The The NeurIPS 2021 Consistency Experiment, and its 2014 predecessor, duplicated the review process for a fraction of papers. Per the 2021 report:
In 2014, 49.5% of the papers accepted by the first committee were rejected by the second (with a fairly wide confidence interval as the experiment included only 116 papers). This year, this number was 50.6%.
The experimental methodology is noteworthy for removing independent variables that might cause differences between the replica review processes. Again, in their words:
During the assignment phase of the review process, we chose 10% of papers uniformly at random—we’ll refer to these as the “duplicated papers.” We assigned two Area Chairs (ACs) and twice the normal number of reviewers to these papers. With the help and guidance of the team at OpenReview, we then created a copy of each of these papers and split the ACs and reviewers at random between the two copies. We made sure that the two ACs were assigned to two different Senior Area Chairs (SACs) so that no SAC handled both copies of the same paper. Any newly invited reviewer for one copy was automatically added as a conflict for the other copy. We’ll refer to the SAC, AC, and reviewers assigned to the same copy as the copy’s “committee.” The papers’ committees were not told about the experiment and were not aware the paper had been duplicated.
This methodology assured that papers were reviewed to a single peer review committee's reviewing standards and with reviewers from the same pool of candidates (a reviewer might be reviewing a paper from replica A and a different paper for replica B).
We can expect even lower reliability under less controlled circumstances, such as when authors re-submit their work to a different peer review committee.

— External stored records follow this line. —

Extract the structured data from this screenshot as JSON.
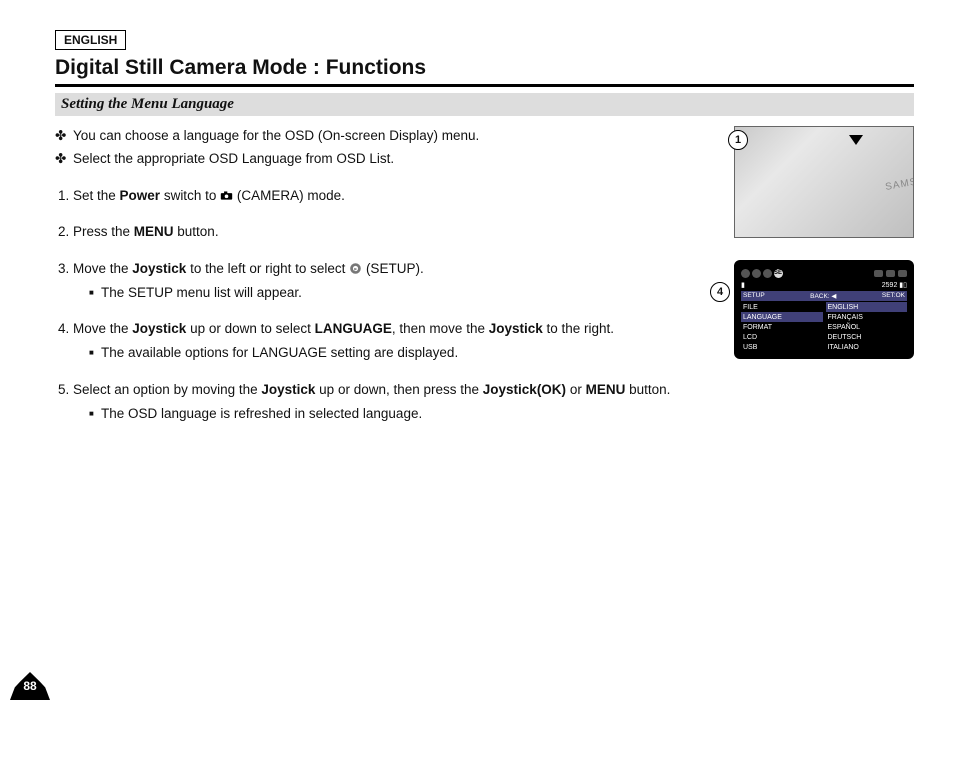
{
  "header": {
    "lang_tag": "ENGLISH",
    "title": "Digital Still Camera Mode : Functions",
    "section": "Setting the Menu Language"
  },
  "intro_bullets": [
    "You can choose a language for the OSD (On-screen Display) menu.",
    "Select the appropriate OSD Language from OSD List."
  ],
  "steps": [
    {
      "pre": "Set the ",
      "bold1": "Power",
      "mid": " switch to ",
      "icon": "camera",
      "post": "(CAMERA) mode.",
      "sub": []
    },
    {
      "pre": "Press the ",
      "bold1": "MENU",
      "mid": "",
      "post": " button.",
      "sub": []
    },
    {
      "pre": "Move the ",
      "bold1": "Joystick",
      "mid": " to the left or right to select  ",
      "icon": "setup",
      "post": " (SETUP).",
      "sub": [
        "The SETUP menu list will appear."
      ]
    },
    {
      "pre": "Move the ",
      "bold1": "Joystick",
      "mid": " up or down to select ",
      "bold2": "LANGUAGE",
      "mid2": ", then move the ",
      "bold3": "Joystick",
      "post": " to the right.",
      "sub": [
        "The available options for LANGUAGE setting are displayed."
      ]
    },
    {
      "pre": "Select an option by moving the ",
      "bold1": "Joystick",
      "mid": " up or down, then press the ",
      "bold2": "Joystick(OK)",
      "mid2": " or ",
      "bold3": "MENU",
      "post": " button.",
      "sub": [
        "The OSD language is refreshed in selected language."
      ]
    }
  ],
  "figures": {
    "fig1_num": "1",
    "fig4_num": "4"
  },
  "osd": {
    "selected_tab": "SET",
    "counter": "2592",
    "bar_left": "SETUP",
    "bar_mid": "BACK: ◀",
    "bar_right": "SET:OK",
    "left_col": [
      "FILE",
      "LANGUAGE",
      "FORMAT",
      "LCD",
      "USB"
    ],
    "left_selected_index": 1,
    "right_col": [
      "ENGLISH",
      "FRANÇAIS",
      "ESPAÑOL",
      "DEUTSCH",
      "ITALIANO"
    ],
    "right_selected_index": 0
  },
  "page_number": "88"
}
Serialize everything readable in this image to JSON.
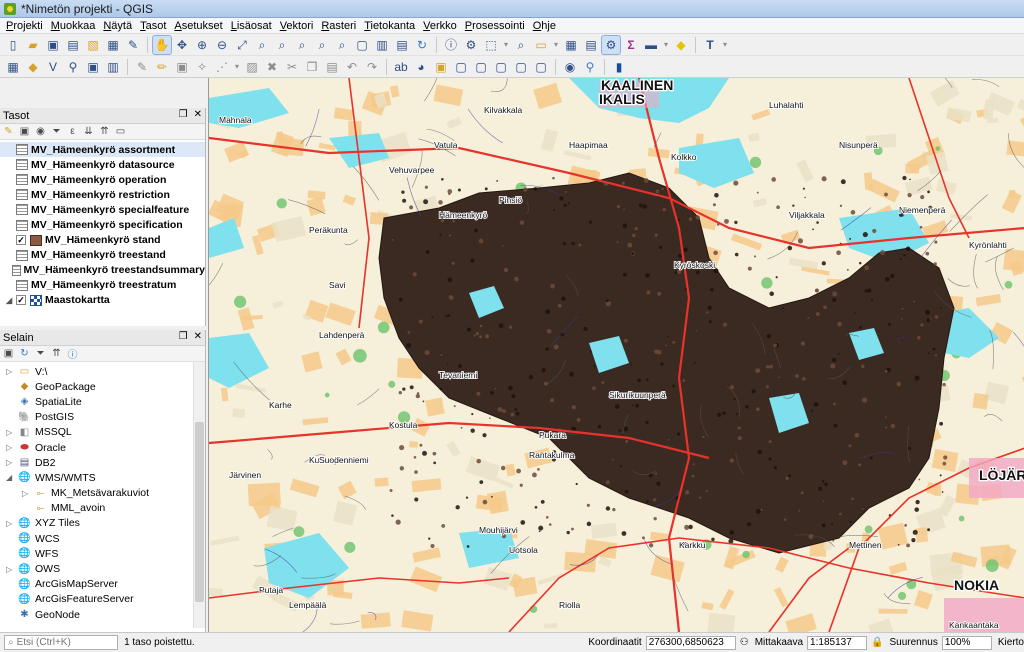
{
  "window": {
    "title": "*Nimetön projekti - QGIS"
  },
  "menu": [
    "Projekti",
    "Muokkaa",
    "Näytä",
    "Tasot",
    "Asetukset",
    "Lisäosat",
    "Vektori",
    "Rasteri",
    "Tietokanta",
    "Verkko",
    "Prosessointi",
    "Ohje"
  ],
  "layers_panel": {
    "title": "Tasot",
    "items": [
      {
        "label": "MV_Hämeenkyrö assortment",
        "checked": false,
        "symbol": "table",
        "selected": true
      },
      {
        "label": "MV_Hämeenkyrö datasource",
        "checked": false,
        "symbol": "table"
      },
      {
        "label": "MV_Hämeenkyrö operation",
        "checked": false,
        "symbol": "table"
      },
      {
        "label": "MV_Hämeenkyrö restriction",
        "checked": false,
        "symbol": "table"
      },
      {
        "label": "MV_Hämeenkyrö specialfeature",
        "checked": false,
        "symbol": "table"
      },
      {
        "label": "MV_Hämeenkyrö specification",
        "checked": false,
        "symbol": "table"
      },
      {
        "label": "MV_Hämeenkyrö stand",
        "checked": true,
        "symbol": "fill"
      },
      {
        "label": "MV_Hämeenkyrö treestand",
        "checked": false,
        "symbol": "table"
      },
      {
        "label": "MV_Hämeenkyrö treestandsummary",
        "checked": false,
        "symbol": "table"
      },
      {
        "label": "MV_Hämeenkyrö treestratum",
        "checked": false,
        "symbol": "table"
      },
      {
        "label": "Maastokartta",
        "checked": true,
        "symbol": "map",
        "expandable": true
      }
    ]
  },
  "browser_panel": {
    "title": "Selain",
    "items": [
      {
        "label": "V:\\",
        "icon": "folder-icon",
        "expandable": true
      },
      {
        "label": "GeoPackage",
        "icon": "geopackage-icon"
      },
      {
        "label": "SpatiaLite",
        "icon": "spatialite-icon"
      },
      {
        "label": "PostGIS",
        "icon": "postgis-icon"
      },
      {
        "label": "MSSQL",
        "icon": "mssql-icon",
        "expandable": true
      },
      {
        "label": "Oracle",
        "icon": "oracle-icon",
        "expandable": true
      },
      {
        "label": "DB2",
        "icon": "db2-icon",
        "expandable": true
      },
      {
        "label": "WMS/WMTS",
        "icon": "wms-icon",
        "expandable": true,
        "expanded": true
      },
      {
        "label": "MK_Metsävarakuviot",
        "icon": "wms-layer-icon",
        "child": true,
        "expandable": true
      },
      {
        "label": "MML_avoin",
        "icon": "wms-layer-icon",
        "child": true
      },
      {
        "label": "XYZ Tiles",
        "icon": "xyz-icon",
        "expandable": true
      },
      {
        "label": "WCS",
        "icon": "wcs-icon"
      },
      {
        "label": "WFS",
        "icon": "wfs-icon"
      },
      {
        "label": "OWS",
        "icon": "ows-icon",
        "expandable": true
      },
      {
        "label": "ArcGisMapServer",
        "icon": "arcgis-icon"
      },
      {
        "label": "ArcGisFeatureServer",
        "icon": "arcgis-icon"
      },
      {
        "label": "GeoNode",
        "icon": "geonode-icon"
      }
    ]
  },
  "map": {
    "labels": [
      "KAALINEN",
      "IKALIS",
      "Kilvakkala",
      "Luhalahti",
      "Haapimaa",
      "Mahnala",
      "Vatula",
      "Vehuvarpee",
      "Kolkko",
      "Nisunperä",
      "Peräkunta",
      "Hämeenkyrö",
      "Pinsiö",
      "Kyröskoski",
      "Viljakkala",
      "Niemenperä",
      "Kyrönlahti",
      "Savi",
      "Lahdenperä",
      "Tevaniemi",
      "Sikurikuunperä",
      "Karhe",
      "Järvinen",
      "Kuivasjärvi",
      "Suodenniemi",
      "Kostula",
      "Rantakulma",
      "Pukara",
      "Mouhijärvi",
      "Uotsola",
      "Karkku",
      "Mettinen",
      "Putaja",
      "Lempäälä",
      "Riolla",
      "LÖJÄR",
      "NOKIA",
      "Kankaantaka"
    ]
  },
  "status": {
    "search_placeholder": "Etsi (Ctrl+K)",
    "message": "1 taso poistettu.",
    "coord_label": "Koordinaatit",
    "coord_value": "276300,6850623",
    "scale_label": "Mittakaava",
    "scale_value": "1:185137",
    "magnify_label": "Suurennus",
    "magnify_value": "100%",
    "rotation_label": "Kierto"
  },
  "colors": {
    "stand_fill": "#3b2a22",
    "water": "#7fe0ee",
    "road": "#e8322a",
    "field": "#f4c98a"
  }
}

Re-submissions means work will be evaluated by a committee with traditions and expectations, different pools of reviewers, with new prior work released in the intervening time, and with changes in what research is fashionable over the passage of time.
Dorothy Bishop's 2019 Nature World View opinion, is a great resource for the history of flawed scientific practices (e.g., P-Hacking, HARKing), which I argue are encouraged and amplified by science's reliance on exclusionary peer review.
Paul E. Smaldino and Richard McElreath write:
An incentive structure that rewards publication quantity will, in the absence of countervailing forces, select for methods that produce the greatest number of publishable results. This, in turn, will lead to the natural selection of poor methods and increasingly high false discovery rates.
We term this process the natural selection of bad science to indicate that it requires no conscious strategizing nor cheating on the part of researchers. Instead, it arises from the positive selection of methods and habits that lead to publication.
Norbert L. Kerr writes
HARKing is defined as presenting a post hoc hypothesis (i.e., one based on or informed by one's results) in one's research report as if it were, in fact, an a priori hypotheses.
In other words, a researcher is HARKing when they look for differences in data that might be significant, then tests for statistical significance when they find differences. If there are 20 possible differences that the researcher might look at, we can expect one in 20 to be statistically significant at the 0.05 level by chance. Thus, we can expect them to find something that by chance that looks like it didn't occur by chance.